気功は、「気」を養うことによって免疫力や自然治癒力を高め、健康の維持と病気の予防をめざす健康法です。その方法は体操のように体を動かすものや、座禅のようにじっと動かないで行うものなどさまざまあり、中国では2000を超える流派があると言われています。また自分で自分の気を高める「内気功」の他、内気功で養った気の力を外に出して、他人のために気を与える「外気功」もあり、中国の病院では外気功による治療も行われています。
気・経絡・経穴(ツボ)
中国医学には、鍼灸や推拿、按摩といった、皮膚表面に物理的な刺激を加えることによって体の中を流れる気のエネルギーを整え、病気を治療するという療養法があります。ではなぜ皮膚表面を刺激するだけで、体の中の病気を治療することができるのでしょうか。
気は、全身をかけめぐっている目には見えない生命エネルギーです。そのエネルギーが通っている道を経絡といい、図のように何本もの経絡が体中をかけめぐっています。(経絡も、図には示してありますが、血管のように目に見えて実在しているものではありません)
体内に不調がおきると、エネルギーである気は、流れる量が不足したり、過剰になったり、途中で滞留したりと、スムーズに流れなくなってしまいます。すると不調のサインが関連した経絡を伝わり、経絡上の特定のポイントにこりや痛みが現れます。この特定の反応点が経穴、いわゆるツボと呼ばれるものです。
このように体内のどこかに不調があり、そのシグナルとしてツボにこりや痛みが現れたとき、その部分を押す、揉む、鍼でさす、お灸で熱を加えるなどの刺激を与えると、その不調を改善することができます。それはツボを刺激することによって、滞っていた気の流れがスムーズになり、気のエネルギーが経絡を伝わって体内のアンバランスを調整し、からだ本来の抵抗力、自然治癒力を高めることができるからです。

実際のツボ刺激の効果について、一例をご紹介します。
手にはたくさんのツボが集まっていますが、親指と人差し指の間、水かきの部分を手首に向かって押したときにズーンと響くところがあります。ここが合谷(ごうこく)と言われるツボです。

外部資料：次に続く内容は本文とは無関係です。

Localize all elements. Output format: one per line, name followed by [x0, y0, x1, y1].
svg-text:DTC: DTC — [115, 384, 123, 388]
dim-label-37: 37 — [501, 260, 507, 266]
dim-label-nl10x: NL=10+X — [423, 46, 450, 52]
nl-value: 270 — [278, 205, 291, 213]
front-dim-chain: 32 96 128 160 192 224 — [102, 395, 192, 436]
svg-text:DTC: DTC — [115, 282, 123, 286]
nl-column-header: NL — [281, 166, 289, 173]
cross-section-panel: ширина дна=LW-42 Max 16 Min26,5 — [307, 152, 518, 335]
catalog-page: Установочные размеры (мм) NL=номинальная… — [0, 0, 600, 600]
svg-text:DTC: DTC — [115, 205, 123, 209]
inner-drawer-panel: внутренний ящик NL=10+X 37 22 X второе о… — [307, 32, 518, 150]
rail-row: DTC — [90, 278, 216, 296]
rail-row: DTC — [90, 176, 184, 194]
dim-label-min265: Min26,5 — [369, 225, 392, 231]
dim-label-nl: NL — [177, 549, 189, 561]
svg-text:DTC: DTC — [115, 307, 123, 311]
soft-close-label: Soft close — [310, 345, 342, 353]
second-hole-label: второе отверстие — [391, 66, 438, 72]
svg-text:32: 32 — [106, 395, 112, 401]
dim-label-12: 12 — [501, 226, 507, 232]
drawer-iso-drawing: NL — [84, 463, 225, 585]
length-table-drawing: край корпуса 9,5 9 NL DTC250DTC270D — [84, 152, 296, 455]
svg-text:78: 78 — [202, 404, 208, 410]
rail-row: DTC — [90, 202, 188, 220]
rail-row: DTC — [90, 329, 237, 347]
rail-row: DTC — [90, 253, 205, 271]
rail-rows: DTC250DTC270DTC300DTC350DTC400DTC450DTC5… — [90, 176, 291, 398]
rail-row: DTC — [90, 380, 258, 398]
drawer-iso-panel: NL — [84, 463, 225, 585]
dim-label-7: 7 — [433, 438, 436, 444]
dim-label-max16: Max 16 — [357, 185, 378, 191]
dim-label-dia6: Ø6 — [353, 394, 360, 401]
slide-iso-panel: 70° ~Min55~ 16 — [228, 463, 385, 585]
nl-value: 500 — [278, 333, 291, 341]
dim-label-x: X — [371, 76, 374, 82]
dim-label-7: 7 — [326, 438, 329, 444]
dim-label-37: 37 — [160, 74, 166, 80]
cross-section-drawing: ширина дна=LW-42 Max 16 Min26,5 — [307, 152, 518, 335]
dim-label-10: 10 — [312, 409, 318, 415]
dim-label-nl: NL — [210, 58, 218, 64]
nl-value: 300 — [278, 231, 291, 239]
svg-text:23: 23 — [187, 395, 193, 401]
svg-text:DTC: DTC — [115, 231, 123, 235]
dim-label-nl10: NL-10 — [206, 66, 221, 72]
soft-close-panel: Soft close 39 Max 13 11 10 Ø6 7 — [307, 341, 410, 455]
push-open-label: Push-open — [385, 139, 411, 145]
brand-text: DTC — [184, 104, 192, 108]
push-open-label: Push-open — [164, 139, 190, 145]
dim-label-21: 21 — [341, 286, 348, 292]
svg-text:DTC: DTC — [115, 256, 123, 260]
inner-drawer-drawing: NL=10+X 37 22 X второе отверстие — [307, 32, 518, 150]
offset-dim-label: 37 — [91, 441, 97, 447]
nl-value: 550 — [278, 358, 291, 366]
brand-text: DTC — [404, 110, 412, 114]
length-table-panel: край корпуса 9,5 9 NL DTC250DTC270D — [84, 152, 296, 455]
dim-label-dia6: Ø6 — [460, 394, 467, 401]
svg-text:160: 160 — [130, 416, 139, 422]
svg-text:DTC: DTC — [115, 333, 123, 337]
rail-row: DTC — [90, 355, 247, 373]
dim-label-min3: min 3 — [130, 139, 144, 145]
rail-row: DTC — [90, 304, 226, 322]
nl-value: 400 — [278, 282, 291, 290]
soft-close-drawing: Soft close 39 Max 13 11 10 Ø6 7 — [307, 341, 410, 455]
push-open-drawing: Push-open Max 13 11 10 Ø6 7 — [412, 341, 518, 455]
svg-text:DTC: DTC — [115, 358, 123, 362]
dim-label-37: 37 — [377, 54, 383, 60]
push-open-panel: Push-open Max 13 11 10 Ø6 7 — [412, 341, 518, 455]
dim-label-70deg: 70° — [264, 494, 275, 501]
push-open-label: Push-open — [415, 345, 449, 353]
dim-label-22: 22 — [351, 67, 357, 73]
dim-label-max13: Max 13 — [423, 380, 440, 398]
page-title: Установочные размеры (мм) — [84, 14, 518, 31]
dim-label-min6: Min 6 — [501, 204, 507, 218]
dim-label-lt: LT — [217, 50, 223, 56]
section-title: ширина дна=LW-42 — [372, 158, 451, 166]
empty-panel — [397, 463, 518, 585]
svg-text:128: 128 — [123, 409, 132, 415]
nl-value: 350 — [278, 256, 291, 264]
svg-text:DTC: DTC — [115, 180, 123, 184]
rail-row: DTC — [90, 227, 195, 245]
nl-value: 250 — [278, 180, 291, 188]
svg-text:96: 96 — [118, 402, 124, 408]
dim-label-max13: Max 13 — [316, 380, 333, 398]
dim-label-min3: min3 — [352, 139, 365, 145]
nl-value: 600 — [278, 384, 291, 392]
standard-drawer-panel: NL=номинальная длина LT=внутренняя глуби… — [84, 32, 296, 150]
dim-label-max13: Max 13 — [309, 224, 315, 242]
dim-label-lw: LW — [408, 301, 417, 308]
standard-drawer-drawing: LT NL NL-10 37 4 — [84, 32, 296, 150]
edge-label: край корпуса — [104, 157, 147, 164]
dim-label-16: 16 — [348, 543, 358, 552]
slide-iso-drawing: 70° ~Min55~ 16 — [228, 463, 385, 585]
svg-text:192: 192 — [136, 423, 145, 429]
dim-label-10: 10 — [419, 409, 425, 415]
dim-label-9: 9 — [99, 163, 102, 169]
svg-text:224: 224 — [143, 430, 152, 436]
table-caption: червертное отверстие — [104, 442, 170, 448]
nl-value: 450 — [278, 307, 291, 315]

この合谷を刺激した前後の上半身の皮膚表面温度を見てみると、ツボを押した後は顔は黄色く変化している部分が多くなり、温度が高くなっています。また、お腹、とくにおへそのあたりは青く温度が低かったのが、白く変化し温度が上昇したことがわかります。
このようにツボへの効果的な刺激が、体全体に良い影響をもたらすのです。